Fekat, ben size derim ki: İlyâ zâten gelmişdir. Fekat onu tanımadılar. Ona, her istediklerini yapdılar. Aynı şeklde böylece insanoğlu da onlardan elem çekecekdir. Şâkirdler, Îsânın bu sözü kendilerine vaftizci Yahyâ için söylediğini, o zemân anladılar) demekdedir. İşte şu son ibâreden anlaşılan, Yahyâ va’d edilen, beklenilen İlyâdır. Yuhannâ ve Matta İncîllerine göre, Yahyâ aleyhisselâm ile Îsâ aleyhisselâmın sözleri birbirine zıd olmakdadır. [Çünki, Yuhannâ İncîlinde, Yahyâ aleyhisselâm kendisinin İlyâ olmadığını bildirmişdir. Yehûdîlerin, Îsâ aleyhisselâmı kabûl etmeme sebeblerinden biri de Ondan önce İlyânın gelmesini beklemeleridir. Buradaki zıdlık güneş gibi meydândadır.]
11 — Luka İncîlinin birinci bâbında Zekeriyyâ aleyhisselâma hazret-i Yahyâyı müjdeleyen melek, Yahyânın vasflarını beyân ederken, onyedinci âyetinde, (Sana verilecek oğul, İlyânın hikmet ve fazîleti ile ve Onun rûhunda olarak, babalarının kalblerini oğullara ve âsîleri, sâlihlerin ilmine döndürmek için Benî İsrâîl önünde yürüyecekdir) demişdir. Bu âyet yukarda bildirdiğimiz Matta âyetlerine muhâlifdir.

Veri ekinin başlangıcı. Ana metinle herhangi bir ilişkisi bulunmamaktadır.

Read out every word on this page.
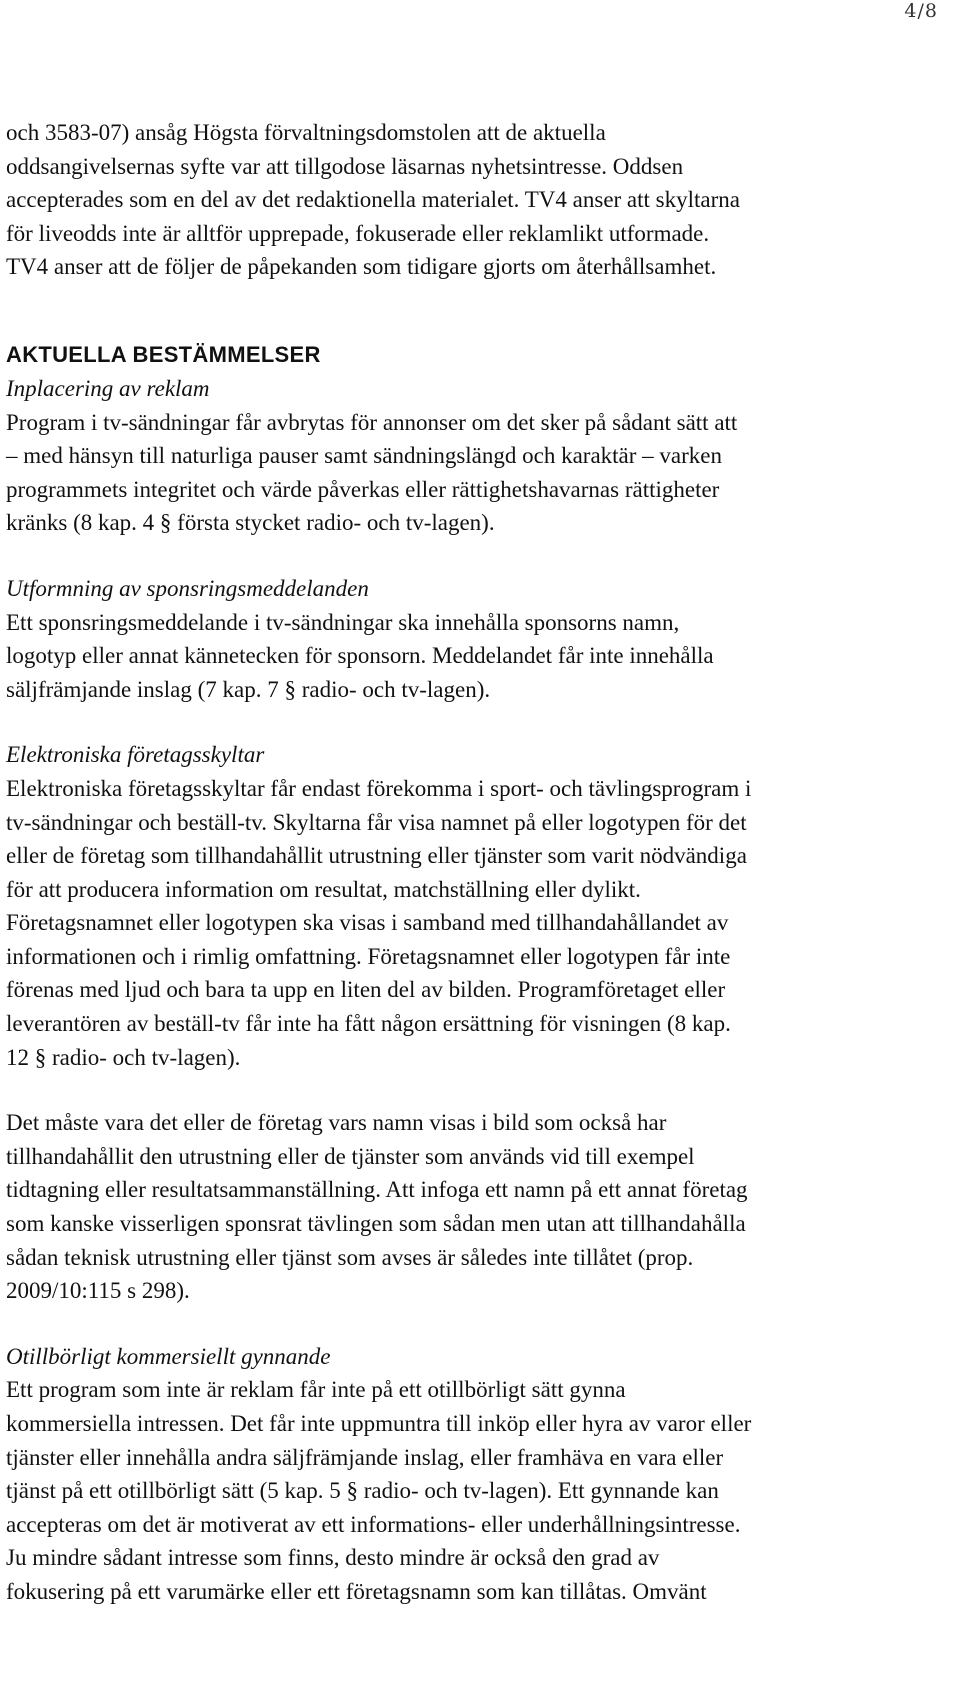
4/8

och 3583-07) ansåg Högsta förvaltningsdomstolen att de aktuella
oddsangivelsernas syfte var att tillgodose läsarnas nyhetsintresse. Oddsen
accepterades som en del av det redaktionella materialet. TV4 anser att skyltarna
för liveodds inte är alltför upprepade, fokuserade eller reklamlikt utformade.
TV4 anser att de följer de påpekanden som tidigare gjorts om återhållsamhet.

AKTUELLA BESTÄMMELSER

Inplacering av reklam
Program i tv-sändningar får avbrytas för annonser om det sker på sådant sätt att
– med hänsyn till naturliga pauser samt sändningslängd och karaktär – varken
programmets integritet och värde påverkas eller rättighetshavarnas rättigheter
kränks (8 kap. 4 § första stycket radio- och tv-lagen).

Utformning av sponsringsmeddelanden
Ett sponsringsmeddelande i tv-sändningar ska innehålla sponsorns namn,
logotyp eller annat kännetecken för sponsorn. Meddelandet får inte innehålla
säljfrämjande inslag (7 kap. 7 § radio- och tv-lagen).

Elektroniska företagsskyltar
Elektroniska företagsskyltar får endast förekomma i sport- och tävlingsprogram i
tv-sändningar och beställ-tv. Skyltarna får visa namnet på eller logotypen för det
eller de företag som tillhandahållit utrustning eller tjänster som varit nödvändiga
för att producera information om resultat, matchställning eller dylikt.
Företagsnamnet eller logotypen ska visas i samband med tillhandahållandet av
informationen och i rimlig omfattning. Företagsnamnet eller logotypen får inte
förenas med ljud och bara ta upp en liten del av bilden. Programföretaget eller
leverantören av beställ-tv får inte ha fått någon ersättning för visningen (8 kap.
12 § radio- och tv-lagen).

Det måste vara det eller de företag vars namn visas i bild som också har
tillhandahållit den utrustning eller de tjänster som används vid till exempel
tidtagning eller resultatsammanställning. Att infoga ett namn på ett annat företag
som kanske visserligen sponsrat tävlingen som sådan men utan att tillhandahålla
sådan teknisk utrustning eller tjänst som avses är således inte tillåtet (prop.
2009/10:115 s 298).

Otillbörligt kommersiellt gynnande
Ett program som inte är reklam får inte på ett otillbörligt sätt gynna
kommersiella intressen. Det får inte uppmuntra till inköp eller hyra av varor eller
tjänster eller innehålla andra säljfrämjande inslag, eller framhäva en vara eller
tjänst på ett otillbörligt sätt (5 kap. 5 § radio- och tv-lagen). Ett gynnande kan
accepteras om det är motiverat av ett informations- eller underhållningsintresse.
Ju mindre sådant intresse som finns, desto mindre är också den grad av
fokusering på ett varumärke eller ett företagsnamn som kan tillåtas. Omvänt
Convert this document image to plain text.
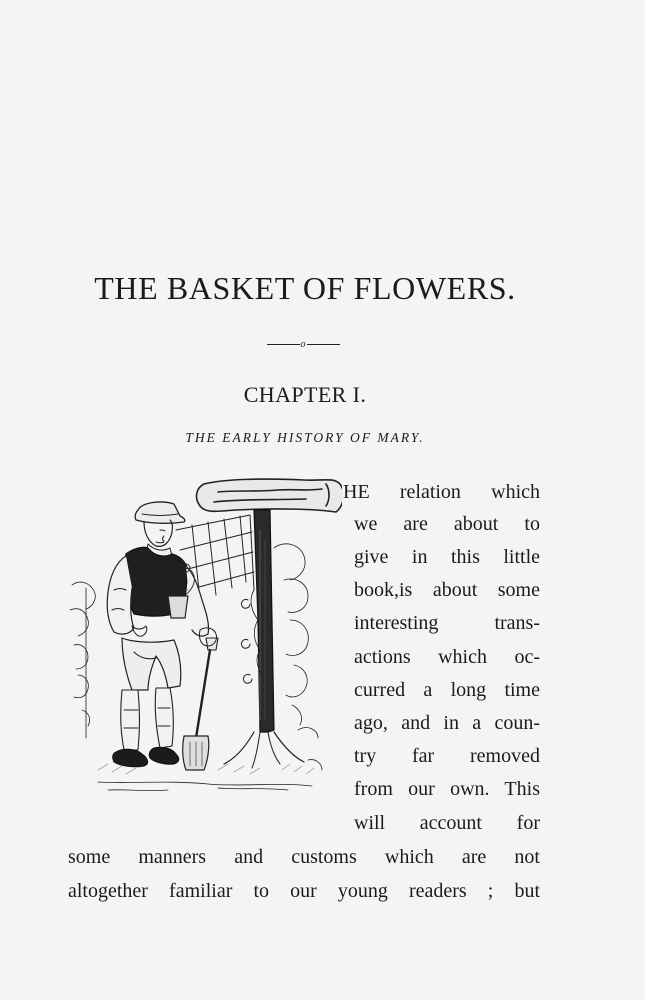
THE BASKET OF FLOWERS.
o
CHAPTER I.
THE EARLY HISTORY OF MARY.
HE relation which
we are about to
give in this little
book,is about some
interesting trans-
actions which oc-
curred a long time
ago, and in a coun-
try far removed
from our own. This
will account for
some manners and customs which are not
altogether familiar to our young readers ; but
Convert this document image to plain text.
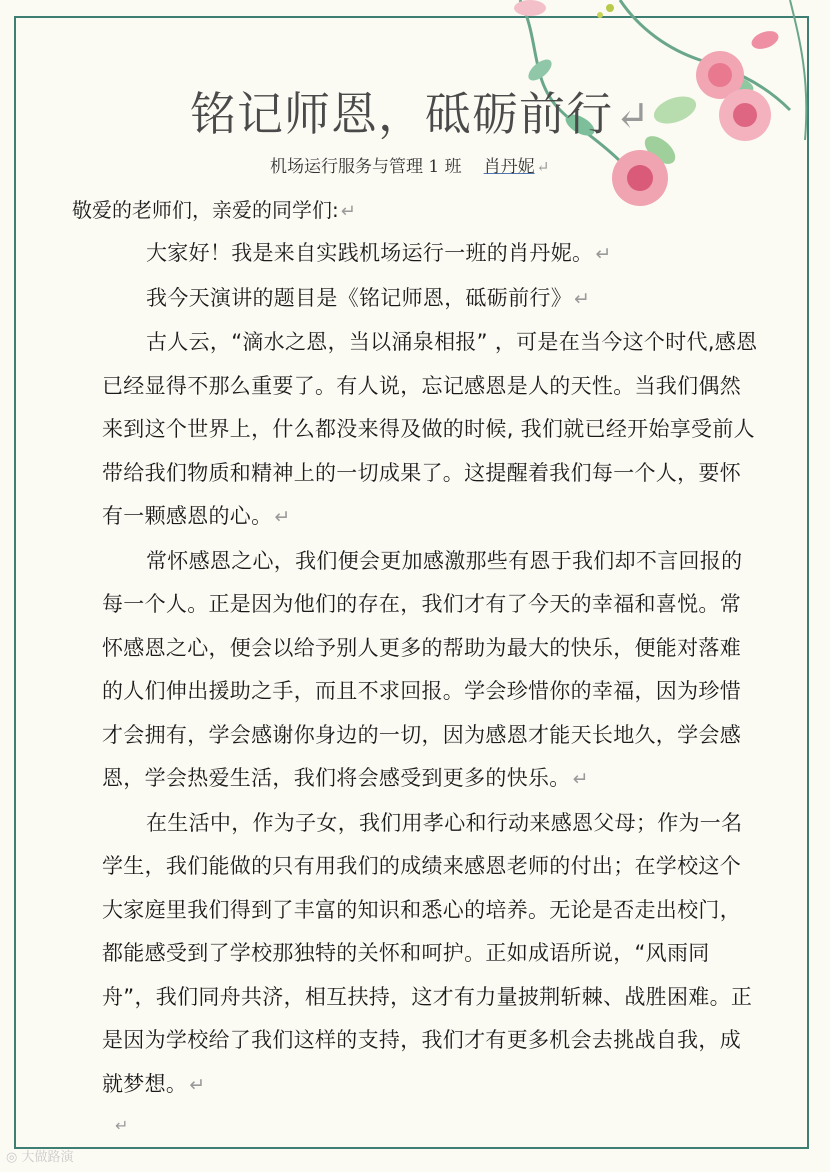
铭记师恩，砥砺前行↵
机场运行服务与管理 1 班 肖丹妮 ↵
敬爱的老师们，亲爱的同学们: ↵

大家好！我是来自实践机场运行一班的肖丹妮。 ↵

我今天演讲的题目是《铭记师恩，砥砺前行》 ↵

古人云，“滴水之恩，当以涌泉相报” ，可是在当今这个时代,感恩已经显得不那么重要了。有人说，忘记感恩是人的天性。当我们偶然来到这个世界上，什么都没来得及做的时候, 我们就已经开始享受前人带给我们物质和精神上的一切成果了。这提醒着我们每一个人，要怀有一颗感恩的心。 ↵

常怀感恩之心，我们便会更加感激那些有恩于我们却不言回报的每一个人。正是因为他们的存在，我们才有了今天的幸福和喜悦。常怀感恩之心，便会以给予别人更多的帮助为最大的快乐，便能对落难的人们伸出援助之手，而且不求回报。学会珍惜你的幸福，因为珍惜才会拥有，学会感谢你身边的一切，因为感恩才能天长地久，学会感恩，学会热爱生活，我们将会感受到更多的快乐。 ↵

在生活中，作为子女，我们用孝心和行动来感恩父母；作为一名学生，我们能做的只有用我们的成绩来感恩老师的付出；在学校这个大家庭里我们得到了丰富的知识和悉心的培养。无论是否走出校门，都能感受到了学校那独特的关怀和呵护。正如成语所说，“风雨同舟”，我们同舟共济，相互扶持，这才有力量披荆斩棘、战胜困难。正是因为学校给了我们这样的支持，我们才有更多机会去挑战自我，成就梦想。 ↵

↵
◎ 大做路演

Çünki, Yahyânın kendisinin hem İlyâ olması, hem de İlyânın hikmet ve fazîleti ile muttasıf olması mümkin değildir.
12 — Lukanın dördüncü bâbının yirmidört, yirmibeş ve yirmialtıncı âyetlerinde, (Îsâ dedi ki: Gerçekden size derim ki, İlyânın günlerinde semâ üç yıl altı ay kapanıp, bütün yeryüzünde büyük kıtlık olduğu zemân, İsrâîlde çok dul kadın vardı. Fekat İlyâ onlardan hiç birine gönderilmedi. Yalnız Sayda diyârında, Sarepdayada bir dul kadına gönderildi) demekdedir. Bu ahvâl Yahyâ “aleyhisselâm” zemânında olmadığından, Matta rivâyetine muhâlifliği, zıdlığı ortadadır. [Çünki, Matta İncîlinde Yahyâ aleyhisselâmın Îsâ aleyhisselâm ile aynı zemânda yaşadığı ve Onun İlyâ olduğu bildirilmekdedir. Hâlbuki Luka İncîlinde bildirilen semânın üç yıl altı ay kapalı kalması, Îsâ aleyhisselâm ve İlyâ diye bildirilen vaftizci Yahyâ zemânında olmamışdır.]
13 — Lukanın dokuzuncu bâbının elliüç ve ellidördüncü âyetlerinde, (Îsâ, Orşilime (Kudüs) gelirken, Sâmiriyyeliler Îsâyı kabûl etmediler. Şâkirdlerinden Ya’kûb ile Yuhannâ bunu görünce Îsâya hitâb ederek, Yâ Rab, ister misin [İlyânın yapdığı gibi] gökden ateş insin ve onları helâk etsin diye emr edelim dediler)demekdedir. Buradan da anlaşılıyor ki, Îsâ aleyhisselâmın havârîleri dahî, İlyânın kendilerinden dahâ önce yaşadığını ve Yahyânın, İlyâ olmadığını biliyorlar idi. Bu da Mattanın rivâyetine zıddır.